Studies

Proxemics and comfort

Background: As autonomous mobile robots become more common in social and organizational settings, human comfort alongside these robots becomes increasingly important. Proxemic theory is used to describe and define personal space and in the field of robotics, it is used to understand and improve social navigation of robots amongst pedestrians. Although proxemic theory serves as a guide in human-robot interaction (HRI), the development of socially competent robot behavior remains challenging. The purpose of the study is to measure comfort based on distance between the given participant and another hypothetical person or object to determine at what distance comfort levels change.  

Methods: In a preregistered study, participants watched videos of a human confederate being approached by a human or a robot with different approach directions. Participants stopped the video when they felt their comfort level change to uncomfortable. Participants then answered the Negative Attitudes Toward Robots scale to see if attitudes toward robots moderated levels of comfort. 

Results: Participants allowed a robot to approach closer than a human from the front perspective and allowed a human to approach closer than a robot from the side perspective. The moderation of negative attitudes was not significant for both human and robot approach groups. 

Potential impact: This study will further influence the development of social navigation in robots by integrating the psychological concept of proxemics. 

Key words: human-robot interaction, proxemics, comfort, anxiety, social navigation 

Mutual Anticipation study

As robots begin to integrate into pedestrian environments, it is important to know how we can create robots with socially competent behaviors. In this pioneering field of human-robot interaction it is important to create robotic behavior that is based on real human behavioral data. The purpose of this study is explore how humans walk and self-organize in crowds and use those data to improve social navigation in robots. 

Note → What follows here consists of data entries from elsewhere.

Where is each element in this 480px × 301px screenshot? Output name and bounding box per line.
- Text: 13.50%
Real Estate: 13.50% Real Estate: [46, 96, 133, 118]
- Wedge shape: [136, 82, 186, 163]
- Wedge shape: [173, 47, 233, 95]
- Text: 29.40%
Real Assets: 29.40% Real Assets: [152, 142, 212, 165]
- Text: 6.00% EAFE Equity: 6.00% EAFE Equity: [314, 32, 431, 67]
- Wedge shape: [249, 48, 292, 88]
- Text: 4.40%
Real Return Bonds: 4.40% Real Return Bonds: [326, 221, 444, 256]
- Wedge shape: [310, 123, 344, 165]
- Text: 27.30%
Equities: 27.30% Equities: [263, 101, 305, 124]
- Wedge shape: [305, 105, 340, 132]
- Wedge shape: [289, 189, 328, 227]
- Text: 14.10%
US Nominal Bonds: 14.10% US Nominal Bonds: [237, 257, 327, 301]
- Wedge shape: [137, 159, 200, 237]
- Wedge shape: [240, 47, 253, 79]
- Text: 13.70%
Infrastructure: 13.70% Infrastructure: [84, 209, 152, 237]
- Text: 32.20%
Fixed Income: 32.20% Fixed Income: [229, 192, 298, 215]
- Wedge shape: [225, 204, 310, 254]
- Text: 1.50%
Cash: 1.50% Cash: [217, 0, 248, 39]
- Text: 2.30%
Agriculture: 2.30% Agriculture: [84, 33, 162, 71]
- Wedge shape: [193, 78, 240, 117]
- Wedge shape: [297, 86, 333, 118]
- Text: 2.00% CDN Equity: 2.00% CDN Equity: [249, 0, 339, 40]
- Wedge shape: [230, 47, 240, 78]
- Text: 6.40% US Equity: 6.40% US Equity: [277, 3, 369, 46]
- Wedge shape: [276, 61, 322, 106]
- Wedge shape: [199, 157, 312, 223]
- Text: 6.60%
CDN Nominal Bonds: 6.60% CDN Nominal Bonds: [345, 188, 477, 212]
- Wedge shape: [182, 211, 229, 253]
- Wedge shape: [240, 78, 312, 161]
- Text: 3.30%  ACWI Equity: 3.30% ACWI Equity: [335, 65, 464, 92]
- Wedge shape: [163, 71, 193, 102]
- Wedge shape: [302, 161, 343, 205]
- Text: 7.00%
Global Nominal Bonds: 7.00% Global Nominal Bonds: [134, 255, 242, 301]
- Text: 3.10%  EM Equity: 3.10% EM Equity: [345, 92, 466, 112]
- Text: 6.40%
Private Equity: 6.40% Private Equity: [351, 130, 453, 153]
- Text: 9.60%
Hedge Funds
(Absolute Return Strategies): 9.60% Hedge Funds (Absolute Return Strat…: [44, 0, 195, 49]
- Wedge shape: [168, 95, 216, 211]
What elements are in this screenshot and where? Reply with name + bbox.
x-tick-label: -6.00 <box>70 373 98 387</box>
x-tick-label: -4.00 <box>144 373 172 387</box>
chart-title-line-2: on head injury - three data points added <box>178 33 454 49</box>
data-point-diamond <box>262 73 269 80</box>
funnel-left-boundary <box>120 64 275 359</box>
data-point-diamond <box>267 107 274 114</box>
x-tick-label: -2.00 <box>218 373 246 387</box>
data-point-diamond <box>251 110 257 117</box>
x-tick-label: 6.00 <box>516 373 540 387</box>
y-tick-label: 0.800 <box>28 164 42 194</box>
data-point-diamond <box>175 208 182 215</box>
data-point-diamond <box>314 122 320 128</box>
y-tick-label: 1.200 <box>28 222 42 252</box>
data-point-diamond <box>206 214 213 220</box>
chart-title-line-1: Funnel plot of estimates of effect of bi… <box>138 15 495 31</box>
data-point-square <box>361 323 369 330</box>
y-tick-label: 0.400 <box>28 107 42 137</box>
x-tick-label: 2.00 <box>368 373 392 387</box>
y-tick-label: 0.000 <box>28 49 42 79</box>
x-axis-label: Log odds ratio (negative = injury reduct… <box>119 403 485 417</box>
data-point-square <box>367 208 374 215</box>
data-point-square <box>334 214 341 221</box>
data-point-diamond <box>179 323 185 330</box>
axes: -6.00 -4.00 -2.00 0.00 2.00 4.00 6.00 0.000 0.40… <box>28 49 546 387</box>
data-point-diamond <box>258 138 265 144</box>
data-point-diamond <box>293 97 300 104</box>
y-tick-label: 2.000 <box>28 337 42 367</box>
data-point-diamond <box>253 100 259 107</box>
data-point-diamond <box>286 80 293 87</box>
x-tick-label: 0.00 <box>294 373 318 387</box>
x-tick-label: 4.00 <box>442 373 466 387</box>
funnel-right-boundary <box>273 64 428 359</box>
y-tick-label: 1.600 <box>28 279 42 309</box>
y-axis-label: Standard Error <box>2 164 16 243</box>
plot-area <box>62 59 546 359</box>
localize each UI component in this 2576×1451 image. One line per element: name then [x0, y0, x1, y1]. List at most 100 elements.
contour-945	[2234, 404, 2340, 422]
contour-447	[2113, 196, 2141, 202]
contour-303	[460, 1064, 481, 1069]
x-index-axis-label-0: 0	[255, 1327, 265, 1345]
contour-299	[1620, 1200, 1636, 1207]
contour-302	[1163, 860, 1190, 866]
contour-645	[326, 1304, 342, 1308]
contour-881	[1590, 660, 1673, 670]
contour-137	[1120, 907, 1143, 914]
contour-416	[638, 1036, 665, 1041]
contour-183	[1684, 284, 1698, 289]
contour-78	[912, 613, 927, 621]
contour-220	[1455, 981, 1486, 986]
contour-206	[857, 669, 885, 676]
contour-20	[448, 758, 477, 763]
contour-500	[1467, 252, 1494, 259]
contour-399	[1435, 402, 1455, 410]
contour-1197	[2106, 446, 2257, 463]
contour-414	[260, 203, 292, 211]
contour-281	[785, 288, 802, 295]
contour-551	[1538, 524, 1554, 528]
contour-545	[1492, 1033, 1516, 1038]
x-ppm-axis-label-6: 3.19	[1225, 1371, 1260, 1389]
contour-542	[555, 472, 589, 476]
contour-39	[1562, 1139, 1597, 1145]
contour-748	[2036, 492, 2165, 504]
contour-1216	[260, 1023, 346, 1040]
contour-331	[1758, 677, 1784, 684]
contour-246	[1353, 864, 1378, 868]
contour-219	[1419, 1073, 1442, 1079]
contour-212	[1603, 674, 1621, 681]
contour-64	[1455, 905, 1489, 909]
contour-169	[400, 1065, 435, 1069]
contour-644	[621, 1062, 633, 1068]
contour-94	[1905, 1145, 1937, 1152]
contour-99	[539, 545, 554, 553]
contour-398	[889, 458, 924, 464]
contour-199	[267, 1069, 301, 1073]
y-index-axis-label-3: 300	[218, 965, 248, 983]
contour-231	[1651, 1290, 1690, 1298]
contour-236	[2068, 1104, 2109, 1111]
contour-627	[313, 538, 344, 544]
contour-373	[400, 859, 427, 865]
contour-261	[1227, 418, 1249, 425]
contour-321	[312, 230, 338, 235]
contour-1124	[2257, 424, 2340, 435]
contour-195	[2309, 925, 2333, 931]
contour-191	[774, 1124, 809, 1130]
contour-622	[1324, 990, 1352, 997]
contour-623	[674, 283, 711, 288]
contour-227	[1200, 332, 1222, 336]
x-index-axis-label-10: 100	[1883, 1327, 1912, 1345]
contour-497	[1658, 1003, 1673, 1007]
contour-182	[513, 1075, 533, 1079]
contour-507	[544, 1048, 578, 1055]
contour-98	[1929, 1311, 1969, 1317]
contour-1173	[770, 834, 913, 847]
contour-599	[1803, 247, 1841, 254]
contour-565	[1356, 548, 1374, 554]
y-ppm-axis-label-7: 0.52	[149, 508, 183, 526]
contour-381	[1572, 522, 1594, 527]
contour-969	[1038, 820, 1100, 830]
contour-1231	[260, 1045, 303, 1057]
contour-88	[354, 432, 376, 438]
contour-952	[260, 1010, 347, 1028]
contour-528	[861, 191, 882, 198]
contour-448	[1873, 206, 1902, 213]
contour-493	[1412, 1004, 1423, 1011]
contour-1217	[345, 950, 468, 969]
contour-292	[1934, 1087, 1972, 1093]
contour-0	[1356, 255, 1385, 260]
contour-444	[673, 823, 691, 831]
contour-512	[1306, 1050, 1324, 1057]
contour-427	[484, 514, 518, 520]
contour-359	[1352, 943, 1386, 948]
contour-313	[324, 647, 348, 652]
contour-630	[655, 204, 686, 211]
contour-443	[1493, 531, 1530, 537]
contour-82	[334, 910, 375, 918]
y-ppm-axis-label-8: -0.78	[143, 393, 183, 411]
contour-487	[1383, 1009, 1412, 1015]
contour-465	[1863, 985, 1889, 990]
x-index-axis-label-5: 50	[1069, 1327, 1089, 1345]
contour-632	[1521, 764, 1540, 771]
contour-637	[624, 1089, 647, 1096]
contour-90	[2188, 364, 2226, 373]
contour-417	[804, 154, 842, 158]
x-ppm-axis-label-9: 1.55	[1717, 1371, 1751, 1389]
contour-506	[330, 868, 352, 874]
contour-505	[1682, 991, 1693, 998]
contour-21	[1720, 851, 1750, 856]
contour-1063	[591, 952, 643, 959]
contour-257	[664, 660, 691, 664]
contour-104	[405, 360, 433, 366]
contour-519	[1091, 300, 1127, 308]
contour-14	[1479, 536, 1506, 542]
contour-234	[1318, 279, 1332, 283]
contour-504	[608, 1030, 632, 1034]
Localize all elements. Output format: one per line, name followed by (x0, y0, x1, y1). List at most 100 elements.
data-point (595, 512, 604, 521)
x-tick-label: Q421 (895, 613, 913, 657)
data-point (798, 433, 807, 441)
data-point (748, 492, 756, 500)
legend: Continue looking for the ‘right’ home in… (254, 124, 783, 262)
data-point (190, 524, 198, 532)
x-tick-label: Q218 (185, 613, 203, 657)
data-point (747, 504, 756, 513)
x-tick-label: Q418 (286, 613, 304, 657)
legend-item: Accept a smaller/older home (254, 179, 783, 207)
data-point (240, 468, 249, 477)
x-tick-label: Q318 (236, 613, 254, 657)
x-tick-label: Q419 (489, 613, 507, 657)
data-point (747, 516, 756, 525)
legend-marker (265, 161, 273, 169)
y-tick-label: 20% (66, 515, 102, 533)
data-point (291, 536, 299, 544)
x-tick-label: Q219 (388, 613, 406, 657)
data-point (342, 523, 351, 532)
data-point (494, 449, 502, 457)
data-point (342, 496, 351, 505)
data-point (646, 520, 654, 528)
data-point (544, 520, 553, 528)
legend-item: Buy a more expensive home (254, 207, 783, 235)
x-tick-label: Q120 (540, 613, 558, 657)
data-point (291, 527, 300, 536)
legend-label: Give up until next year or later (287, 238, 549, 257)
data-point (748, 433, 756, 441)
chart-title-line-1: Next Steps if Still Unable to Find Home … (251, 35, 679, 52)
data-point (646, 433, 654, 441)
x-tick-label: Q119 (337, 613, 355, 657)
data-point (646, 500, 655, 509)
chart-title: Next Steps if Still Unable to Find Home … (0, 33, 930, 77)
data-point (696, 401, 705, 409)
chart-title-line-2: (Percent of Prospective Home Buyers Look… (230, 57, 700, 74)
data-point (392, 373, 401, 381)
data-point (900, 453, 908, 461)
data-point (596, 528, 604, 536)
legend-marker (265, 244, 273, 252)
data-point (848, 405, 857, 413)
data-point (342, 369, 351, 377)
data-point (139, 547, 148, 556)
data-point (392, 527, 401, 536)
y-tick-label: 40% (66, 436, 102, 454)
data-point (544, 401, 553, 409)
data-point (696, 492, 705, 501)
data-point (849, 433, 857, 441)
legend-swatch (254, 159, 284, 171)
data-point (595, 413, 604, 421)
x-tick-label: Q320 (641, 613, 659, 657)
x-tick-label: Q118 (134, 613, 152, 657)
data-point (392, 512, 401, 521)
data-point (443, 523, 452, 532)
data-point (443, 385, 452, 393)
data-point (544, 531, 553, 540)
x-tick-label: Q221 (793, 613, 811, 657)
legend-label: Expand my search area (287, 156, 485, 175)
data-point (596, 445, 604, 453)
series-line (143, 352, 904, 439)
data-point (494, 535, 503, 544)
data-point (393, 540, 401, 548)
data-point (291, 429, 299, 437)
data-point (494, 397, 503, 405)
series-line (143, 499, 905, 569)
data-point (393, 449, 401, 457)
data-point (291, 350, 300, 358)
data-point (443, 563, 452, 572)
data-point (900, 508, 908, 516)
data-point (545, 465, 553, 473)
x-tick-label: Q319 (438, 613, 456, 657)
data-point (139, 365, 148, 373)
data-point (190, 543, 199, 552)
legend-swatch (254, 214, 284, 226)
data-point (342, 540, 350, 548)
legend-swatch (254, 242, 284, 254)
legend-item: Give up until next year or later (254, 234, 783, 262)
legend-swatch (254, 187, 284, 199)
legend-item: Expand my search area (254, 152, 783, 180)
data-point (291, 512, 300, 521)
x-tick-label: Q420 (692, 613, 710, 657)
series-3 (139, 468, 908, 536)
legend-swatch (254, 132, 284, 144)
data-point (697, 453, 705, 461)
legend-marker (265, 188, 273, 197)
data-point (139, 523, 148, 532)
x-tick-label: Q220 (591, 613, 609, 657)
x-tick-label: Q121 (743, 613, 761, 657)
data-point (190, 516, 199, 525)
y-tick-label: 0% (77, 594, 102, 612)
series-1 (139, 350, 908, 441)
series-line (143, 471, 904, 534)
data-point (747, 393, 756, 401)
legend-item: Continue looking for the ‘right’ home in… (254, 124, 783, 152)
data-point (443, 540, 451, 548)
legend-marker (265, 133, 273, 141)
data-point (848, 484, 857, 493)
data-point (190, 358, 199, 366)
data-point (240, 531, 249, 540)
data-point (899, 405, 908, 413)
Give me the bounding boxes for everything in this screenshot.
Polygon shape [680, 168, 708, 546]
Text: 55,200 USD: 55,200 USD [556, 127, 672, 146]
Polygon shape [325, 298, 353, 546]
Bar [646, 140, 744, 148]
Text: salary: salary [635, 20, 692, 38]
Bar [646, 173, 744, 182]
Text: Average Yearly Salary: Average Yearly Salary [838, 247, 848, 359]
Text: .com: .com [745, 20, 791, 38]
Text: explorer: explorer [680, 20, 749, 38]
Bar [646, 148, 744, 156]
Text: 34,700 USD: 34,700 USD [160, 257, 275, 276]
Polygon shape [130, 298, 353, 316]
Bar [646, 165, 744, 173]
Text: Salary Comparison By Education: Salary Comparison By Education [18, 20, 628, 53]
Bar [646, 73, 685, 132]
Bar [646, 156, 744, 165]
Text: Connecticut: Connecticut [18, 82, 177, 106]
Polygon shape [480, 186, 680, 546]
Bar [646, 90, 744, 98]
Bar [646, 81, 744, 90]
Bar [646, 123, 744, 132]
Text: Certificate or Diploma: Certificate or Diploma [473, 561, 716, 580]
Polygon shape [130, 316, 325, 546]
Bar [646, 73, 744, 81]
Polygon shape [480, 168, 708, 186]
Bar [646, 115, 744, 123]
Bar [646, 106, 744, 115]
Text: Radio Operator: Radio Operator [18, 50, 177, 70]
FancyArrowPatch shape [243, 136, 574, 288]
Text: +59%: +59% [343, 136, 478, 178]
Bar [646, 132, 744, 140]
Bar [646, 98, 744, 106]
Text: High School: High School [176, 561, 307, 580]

Participants will be assigned to two randomized groups. The two groups will be placed at opposite ends of a sectioned off space and then will be instructed to walk toward each other as they would normally walk such as when changing classes. Participants will wear colored hats as way to help the researchers identify and map out self-organization and lane formation patterns.

This study could further influence the development of competent robot behavior amongst pedestrians. 

Machine Learning in Human-Robot Interaction

The following videos showcase various neural networks simulating pedestrian behavior. In each video, the black dots represent the pedestrians in the scene while the red lines represent walls. The pedestrians cannot cross over these walls, which allows us to construct obstacles and model different environments. Each pedestrian has a goal destination and preferred speed, which drives them to move from their starting location. The neural networks shown here use a simulated LIDAR scanner to collect information about each pedestrian’s local environment. Through supervised learning from simulation data, made with ORCA and Social Force Model, the neural networks learn to move towards their goal while avoiding collisions with other pedestrians and the obstacles in their environment. Note that during training, the neural networks have not seen any obstacles but thanks to Lidar representation, they are able to learn to avoid colliding with obstacles.